In a nation where voting is the cornerstone of our form of government, how pathetic is it that the following cliche actually makes sense: America can put a man on the Moon, but we can't hold an election without prohibitively long lines and politically-motivated plots to disenfranchise legitimate voters? Dennis Miller, when he was reasonable, once said that leaving important things in the hands of the states is insane because the states "can't fucking pave roads." So, why on earth do we still allow state and local governments to run our elections -- our most sacred civic events?
So, yet again, it's time to make a case for federalizing our elections. State officials have proved in nearly every election why they ought to be stripped of this duty, and to have the entire process run and regulated by a nonpartisan, centralized body to ensure that irresponsible leaders like Gov. Rick Scott (R-FL) or Secretary of State Jon Husted (R-OH) can no longer play political grabass with our representative democracy.
There are two options here. First, and most drastic, the federal government should take over the entire process from top to bottom, including the hiring of regional poll workers; the purchasing of equipment; and enforcement of regulations.
The top-line changes:
1) Enact universal voter registration. When citizens turn 18 or attain citizenship status, they should be automatically registered to vote.
2) Ballots and voting machines should be standardized nationwide and only contracted to fully nonpartisan organizations without any political ties, agendas or connections to political parties or candidates. Software should be bullet-proof, open-source and routinely audited, and ballot-counting should be conducted within the bureaucracy, rather than partisan operatives using corporate machines.
3) Government preclearance should be expanded and enforced. Section 5 of the Voting Rights Act mandates that states where Jim Crow laws were prevalent are required to receive approval from either the Justice Department or federal judges before enacting new voting laws. Clearly this isn't working. In Florida before the 2012 election, a Republican law that restricted early voting was only reversed in five of 67 counties when it clearly should've been struck down throughout the entire state.

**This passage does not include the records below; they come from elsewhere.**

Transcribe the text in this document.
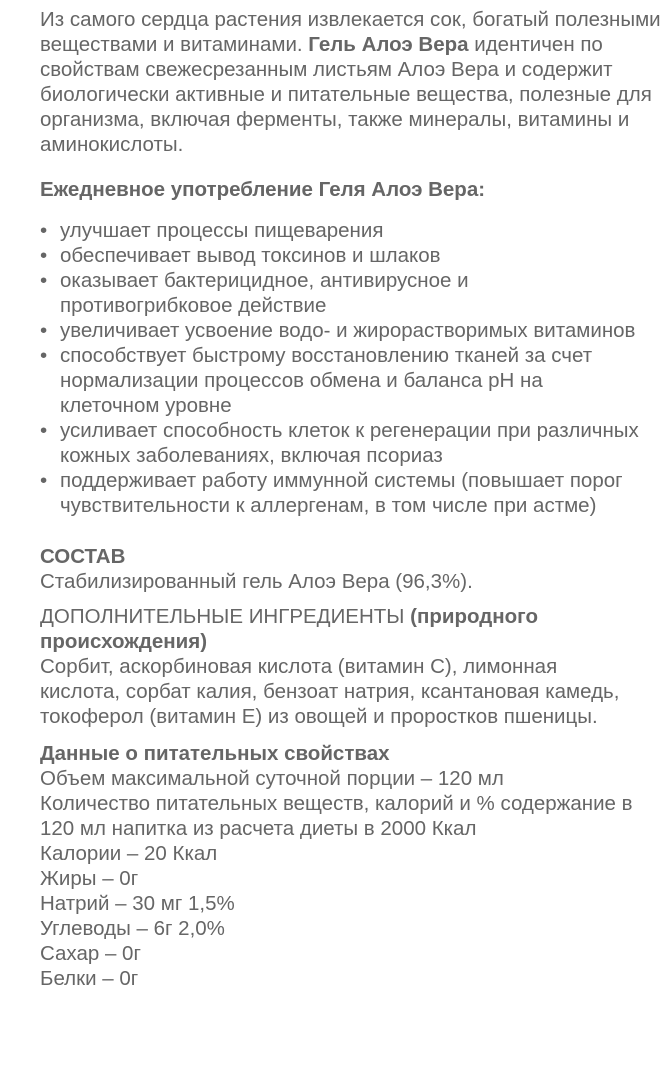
Из самого сердца растения извлекается сок, богатый полезными веществами и витаминами. Гель Алоэ Вера идентичен по свойствам свежесрезанным листьям Алоэ Вера и содержит биологически активные и питательные вещества, полезные для организма, включая ферменты, также минералы, витамины и аминокислоты.

Ежедневное употребление Геля Алоэ Вера:

• улучшает процессы пищеварения
• обеспечивает вывод токсинов и шлаков
• оказывает бактерицидное, антивирусное и противогрибковое действие
• увеличивает усвоение водо- и жирорастворимых витаминов
• способствует быстрому восстановлению тканей за счет нормализации процессов обмена и баланса pH на клеточном уровне
• усиливает способность клеток к регенерации при различных кожных заболеваниях, включая псориаз
• поддерживает работу иммунной системы (повышает порог чувствительности к аллергенам, в том числе при астме)

СОСТАВ

Стабилизированный гель Алоэ Вера (96,3%).

ДОПОЛНИТЕЛЬНЫЕ ИНГРЕДИЕНТЫ (природного происхождения)

Сорбит, аскорбиновая кислота (витамин С), лимонная кислота, сорбат калия, бензоат натрия, ксантановая камедь, токоферол (витамин Е) из овощей и проростков пшеницы.

Данные о питательных свойствах

Объем максимальной суточной порции – 120 мл

Количество питательных веществ, калорий и % содержание в 120 мл напитка из расчета диеты в 2000 Ккал

Калории – 20 Ккал

Жиры – 0г

Натрий – 30 мг 1,5%

Углеводы – 6г 2,0%

Сахар – 0г

Белки – 0г
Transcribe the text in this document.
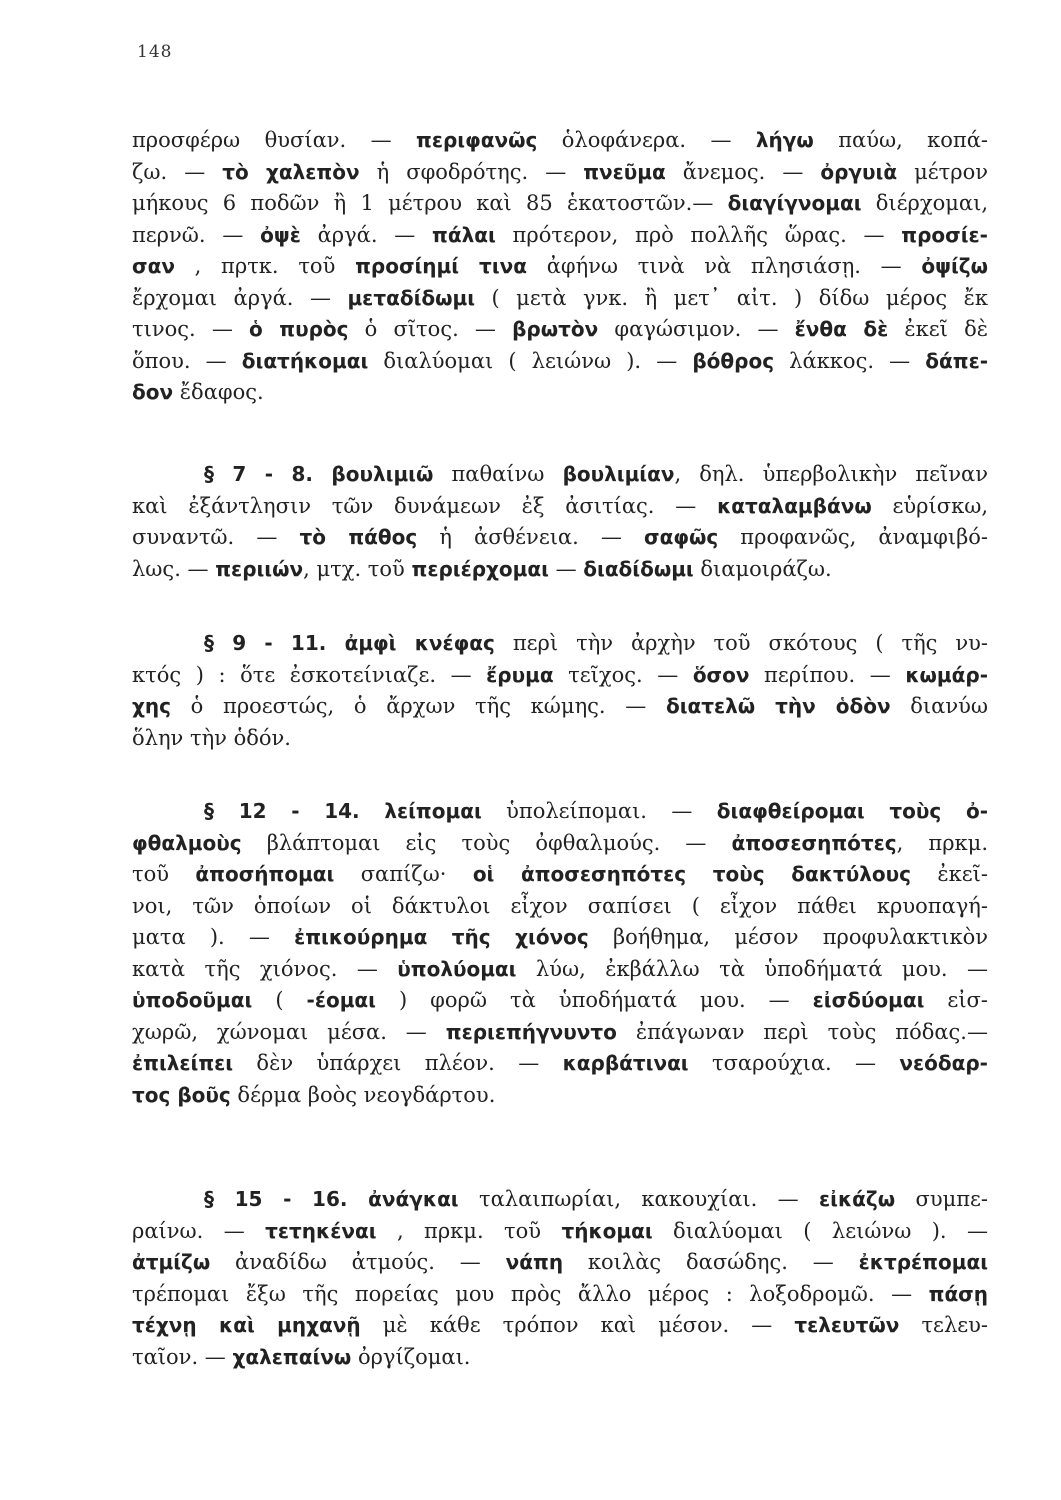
148
προσφέρω θυσίαν. — περιφανῶς ὁλοφάνερα. — λήγω παύω, κοπά-
ζω. — τὸ χαλεπὸν ἡ σφοδρότης. — πνεῦμα ἄνεμος. — ὀργυιὰ μέτρον
μήκους 6 ποδῶν ἢ 1 μέτρου καὶ 85 ἑκατοστῶν.— διαγίγνομαι διέρχομαι,
περνῶ. — ὀψὲ ἀργά. — πάλαι πρότερον, πρὸ πολλῆς ὥρας. — προσίε-
σαν , πρτκ. τοῦ προσίημί τινα ἀφήνω τινὰ νὰ πλησιάσῃ. — ὀψίζω
ἔρχομαι ἀργά. — μεταδίδωμι ( μετὰ γνκ. ἢ μετ᾽ αἰτ. ) δίδω μέρος ἔκ
τινος. — ὁ πυρὸς ὁ σῖτος. — βρωτὸν φαγώσιμον. — ἔνθα δὲ ἐκεῖ δὲ
ὅπου. — διατήκομαι διαλύομαι ( λειώνω ). — βόθρος λάκκος. — δάπε-
δον ἔδαφος.
§ 7 - 8. βουλιμιῶ παθαίνω βουλιμίαν, δηλ. ὑπερβολικὴν πεῖναν
καὶ ἐξάντλησιν τῶν δυνάμεων ἐξ ἀσιτίας. — καταλαμβάνω εὑρίσκω,
συναντῶ. — τὸ πάθος ἡ ἀσθένεια. — σαφῶς προφανῶς, ἀναμφιβό-
λως. — περιιών, μτχ. τοῦ περιέρχομαι — διαδίδωμι διαμοιράζω.
§ 9 - 11. ἀμφὶ κνέφας περὶ τὴν ἀρχὴν τοῦ σκότους ( τῆς νυ-
κτός ) : ὅτε ἐσκοτείνιαζε. — ἔρυμα τεῖχος. — ὅσον περίπου. — κωμάρ-
χης ὁ προεστώς, ὁ ἄρχων τῆς κώμης. — διατελῶ τὴν ὁδὸν διανύω
ὅλην τὴν ὁδόν.
§ 12 - 14. λείπομαι ὑπολείπομαι. — διαφθείρομαι τοὺς ὀ-
φθαλμοὺς βλάπτομαι εἰς τοὺς ὀφθαλμούς. — ἀποσεσηπότες, πρκμ.
τοῦ ἀποσήπομαι σαπίζω· οἱ ἀποσεσηπότες τοὺς δακτύλους ἐκεῖ-
νοι, τῶν ὁποίων οἱ δάκτυλοι εἶχον σαπίσει ( εἶχον πάθει κρυοπαγή-
ματα ). — ἐπικούρημα τῆς χιόνος βοήθημα, μέσον προφυλακτικὸν
κατὰ τῆς χιόνος. — ὑπολύομαι λύω, ἐκβάλλω τὰ ὑποδήματά μου. —
ὑποδοῦμαι ( -έομαι ) φορῶ τὰ ὑποδήματά μου. — εἰσδύομαι εἰσ-
χωρῶ, χώνομαι μέσα. — περιεπήγνυντο ἐπάγωναν περὶ τοὺς πόδας.—
ἐπιλείπει δὲν ὑπάρχει πλέον. — καρβάτιναι τσαρούχια. — νεόδαρ-
τος βοῦς δέρμα βοὸς νεογδάρτου.
§ 15 - 16. ἀνάγκαι ταλαιπωρίαι, κακουχίαι. — εἰκάζω συμπε-
ραίνω. — τετηκέναι , πρκμ. τοῦ τήκομαι διαλύομαι ( λειώνω ). —
ἀτμίζω ἀναδίδω ἀτμούς. — νάπη κοιλὰς δασώδης. — ἐκτρέπομαι
τρέπομαι ἔξω τῆς πορείας μου πρὸς ἄλλο μέρος : λοξοδρομῶ. — πάσῃ
τέχνῃ καὶ μηχανῇ μὲ κάθε τρόπον καὶ μέσον. — τελευτῶν τελευ-
ταῖον. — χαλεπαίνω ὀργίζομαι.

4) Early voting should be permanently expanded to a full month nationwide, culminating with the traditional first Tuesday of November.
5) Quite simply, there should be a constitutional amendment turning over the election process to a newly formed regulatory body, thus beefing up the 15th, 19th, 24th and 26th Amendments.
Short of this plan, the states could still conduct elections, but the federal government should establish the rules and regulations, and have the power to enforce those rules, including standardized booths, appropriate availability of booths based on historical turnout and a national standard on early voting and registration. But leaving any of it in the hands of state politicians and precinct volunteers is absurd, given the importance of the task.
Back in August, a study of voter fraud found only 31 cases since 2000. That's 31 cases out of more than a billion votes cast. And yet the states are making it more difficult to vote because of a 0.0000031 percent rate of voter fraud. Imagine undergoing massive radiation and chemotherapy in order to thwart a 0.0000031 percent chance of cancer. Even the most paranoid hypochondriac would turn down the treatment.
The notion of voter fraud is precisely what Florida Republican operative Jim Greer called it in 2012: a ploy. In fact, the real and rampant fraud is being perpetrated by the Republican establishment to the detriment of constitutional rights and the integrity of our electoral process, not to mention a considerable cross-section of Americans who've already endured far too many years of disenfranchisement and suppression. So enough. If the states can't behave like adults, then the real adults need to step in and take over.